No, You Can’t Come Over for Dinner
I tend to forget that not everyone understands what it’s like to live with a chronic illness. I also tend to forget that not everyone is educated about chronic illnesses. Like the other day when a friend emailed me about coming over for dinner. We had been talking about it for a while but I’ve been sick a lot and we were never able to make concrete plans. But then he emailed me: “I’m going to pick a day and just show up and let you feed me! LOL!”
I had to read that several times. Why did he think he could just “show up” and blithely ignore my opinion about it? How could he be so rude? And why did he find it funny?

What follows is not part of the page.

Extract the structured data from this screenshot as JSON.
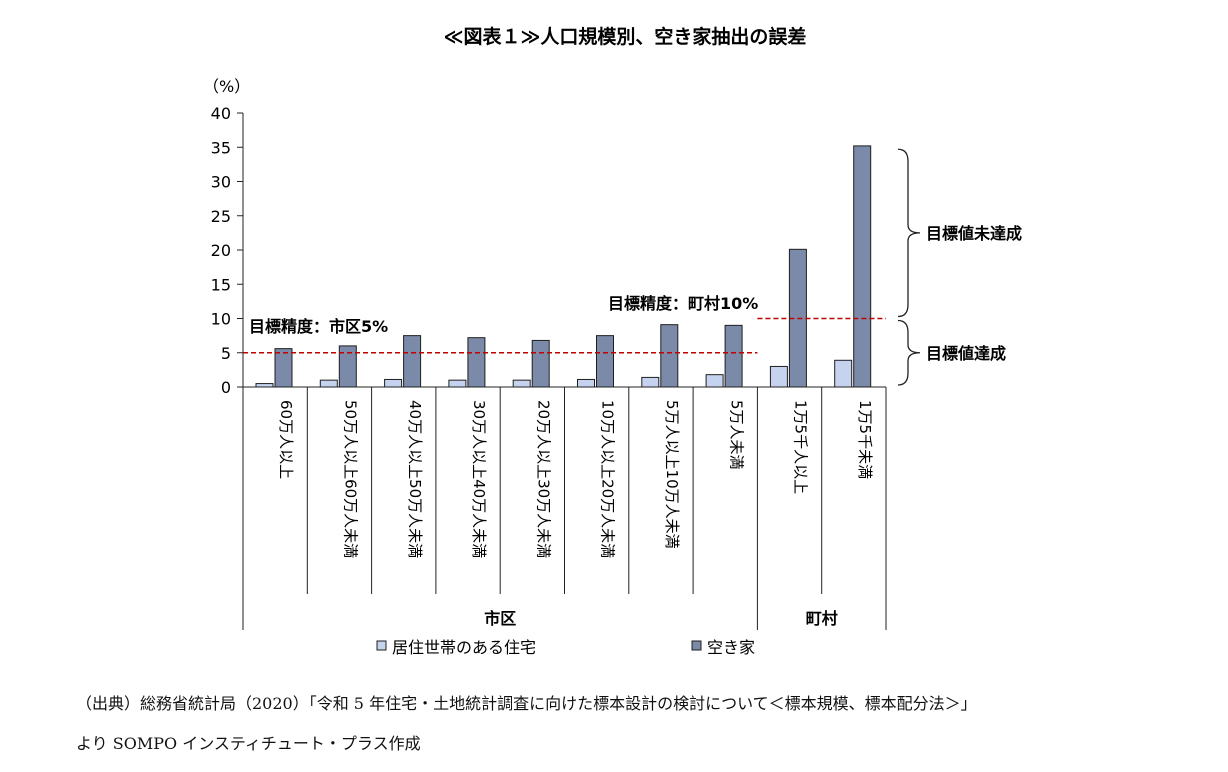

He may have been teasing, but just to make sure I answered him the firmest but the gentlest way I knew how: “ABSOLUTELY NOT.”
Spontaneity doesn’t work
Family, friends, we love you but spontaneity just doesn’t work for us. A person can’t just show up unannounced and/or uninvited to visit with someone who has COPD. First of all, we might be sick or in an exacerbation. We might be going through a bout of bronchitis, which, at least for me, comes on without warning and puts me in bed for several days. If we’re in an exacerbation we could also be bedridden for days or weeks. We need to rest and to heal, and we aren’t able to get up and cook and entertain you just because you felt like it.
Okay, well, what if you’re not sick, you ask? Surely it’s fine to come hang out and have dinner, right? Well….maybe if you contact us beforehand and make sure it’s all right with us. See, these things have to be planned and understood in advance. These things can take time to figure out. As the Wicked Witch of the West said, these things must be done delicately.
We need time
We have to make sure that not only are we not sick, but that we feel good enough for a visit. Some days we are in bed all day just because we’re tired. Some days we don’t have the breath to carry on long conversations. We may not have the energy to cook meals for our guests, and we may not have the finances or energy to go out for the meal.
Visits can be exhausting
We may have to have some time afterward to recuperate, especially as our COPD gets worse. Because visiting can be exhausting for us. I don’t mean the normal “visiting tired” of someone healthy who gets tired going out and doing things and hosting, cooking, and entertaining their guests. I mean some of us may need to rest or sleep for a day or two or more after you leave.
There are ways to visit
Having said all that and hopefully given you some understanding, we normally do want you to visit and there are ways to do it. It might just be a little different than you’re used to.
One or two people at a time may be better than a large party, as a lot of noise and excitement can be tiring. Just ask us what we’re up to.
Instead of going out or having a meal together, “visiting” might be sitting together in silence, reading or watching movies. Or it might simply be a cup of coffee and a small chat.
Meals are great and if we are up to cooking them or going out for them, great. But delivery or take-out or bringing a meal over with you are also options that work.
Your visits may need to be one to two hours instead of a whole day. Or one to two days instead of a whole week, and so on.
There are a lot of ways to make visiting and sharing time together possible. We want to. At least for me, having COPD can get lonely. But it needs to be on our terms. The key is to talk to us, listen to us, and let us do what we can – and no more – with understanding.
And never, ever pick a day and just show up. Thank you.